Talking about the brand Perk, after the initial excellent start, the brand failed to capitalise on the positioning of the brand. Inorder to create more excitement, the brand tried to experiment with its successful positioning and changed the positioning to some bull shit.
I again wonder why brands change their successful positioning. Perk as a snack is one of the best positioning you can have. Preity is one of the best brand ambassador and both the brand and the model gel with each other.
From the " thodi si ped pooja" the brand took the positioning " kabhi bhi , kaise bhi" and then to some other taglines which I don't remember. The latest ad of Priety's encounter with Yamaraj again is a Damp Squib and is not funny as it is intended. The tagline is also not catchy and it says " baki sab Bhula de" meaning " forget all else".The problem with Perk ads is its over reliance on being funny. After the funny campaigns from Perfetti, every brand is trying to make the customers laugh. Humour if not carefully used will create a negative impact. Perk's initial campaign had a very light humour or a rightword will be playfulness or bubbly exemplified by Preity. But when the brand tries to be outright funny, the entire campaign becomes a flop. Perk has fallen to the trap of trying to be funny while the brand does not need to be funny.

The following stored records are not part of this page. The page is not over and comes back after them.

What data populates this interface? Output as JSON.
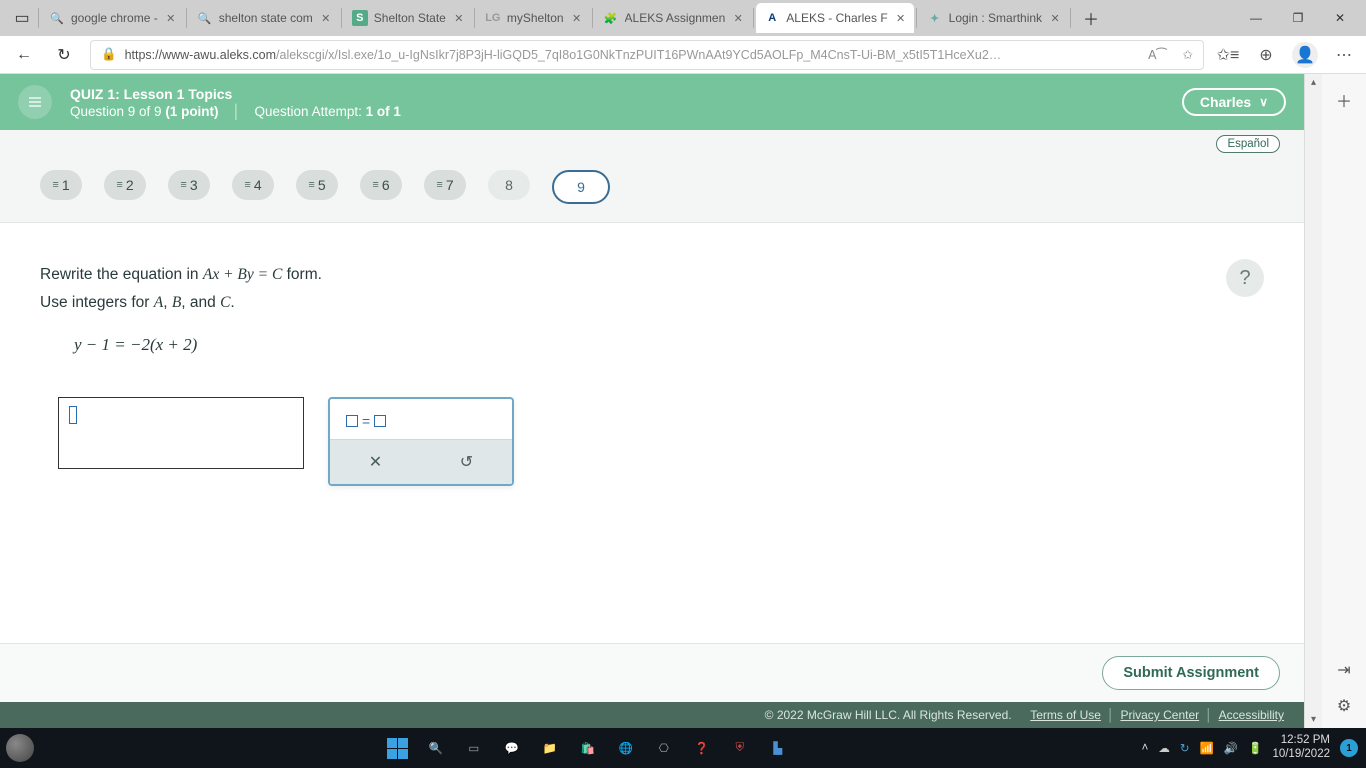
{
  "browser": {
    "tabs": [
      {
        "favicon": "mag",
        "title": "google chrome -"
      },
      {
        "favicon": "mag",
        "title": "shelton state com"
      },
      {
        "favicon": "sh",
        "title": "Shelton State"
      },
      {
        "favicon": "lg",
        "title": "myShelton"
      },
      {
        "favicon": "al",
        "title": "ALEKS Assignmen"
      },
      {
        "favicon": "A",
        "title": "ALEKS - Charles F"
      },
      {
        "favicon": "sm",
        "title": "Login : Smarthink"
      }
    ],
    "url_host": "https://www-awu.aleks.com",
    "url_path": "/alekscgi/x/Isl.exe/1o_u-IgNsIkr7j8P3jH-liGQD5_7qI8o1G0NkTnzPUIT16PWnAAt9YCd5AOLFp_M4CnsT-Ui-BM_x5tI5T1HceXu2…",
    "reader": "A⁀"
  },
  "header": {
    "quiz_title": "QUIZ 1: Lesson 1 Topics",
    "question_line_a": "Question 9 of 9 ",
    "question_line_b": "(1 point)",
    "attempt_prefix": "Question Attempt: ",
    "attempt_value": "1 of 1",
    "user": "Charles",
    "espanol": "Español"
  },
  "nav": {
    "items": [
      {
        "n": "1",
        "eq": true
      },
      {
        "n": "2",
        "eq": true
      },
      {
        "n": "3",
        "eq": true
      },
      {
        "n": "4",
        "eq": true
      },
      {
        "n": "5",
        "eq": true
      },
      {
        "n": "6",
        "eq": true
      },
      {
        "n": "7",
        "eq": true
      },
      {
        "n": "8",
        "eq": false
      },
      {
        "n": "9",
        "eq": false,
        "current": true
      }
    ]
  },
  "question": {
    "line1_pre": "Rewrite the equation in ",
    "line1_eq": "Ax + By = C",
    "line1_post": " form.",
    "line2_pre": "Use integers for ",
    "line2_a": "A",
    "line2_c1": ", ",
    "line2_b": "B",
    "line2_c2": ", and ",
    "line2_c": "C",
    "line2_post": ".",
    "equation": "y − 1 = −2(x + 2)",
    "help": "?"
  },
  "keypad": {
    "eq_label": "=",
    "clear": "✕",
    "undo": "↺"
  },
  "submit": {
    "label": "Submit Assignment"
  },
  "footer": {
    "copyright": "© 2022 McGraw Hill LLC. All Rights Reserved.",
    "terms": "Terms of Use",
    "privacy": "Privacy Center",
    "accessibility": "Accessibility"
  },
  "system": {
    "time": "12:52 PM",
    "date": "10/19/2022",
    "notif": "1"
  }
}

Perk is having serious competition from Kitkat and Munch. The current positioning of Perk is similar to that of Munch which is endorsed by Rani Mukharjee. Perk can have solace that Munch ads are also lousy.
The fact that the market is stagnating shows that the brand is not able to create a place for itself in the mind of the customer( read Positioning) and it is competing with other full chocolate brands like CDM. Perk's initial positioning had they continued it could have helped the brand to have a space for itself different from other brands. Perk could have encouraged its customers to keep a Perk always at home and with them because no one knows when they will be hungry.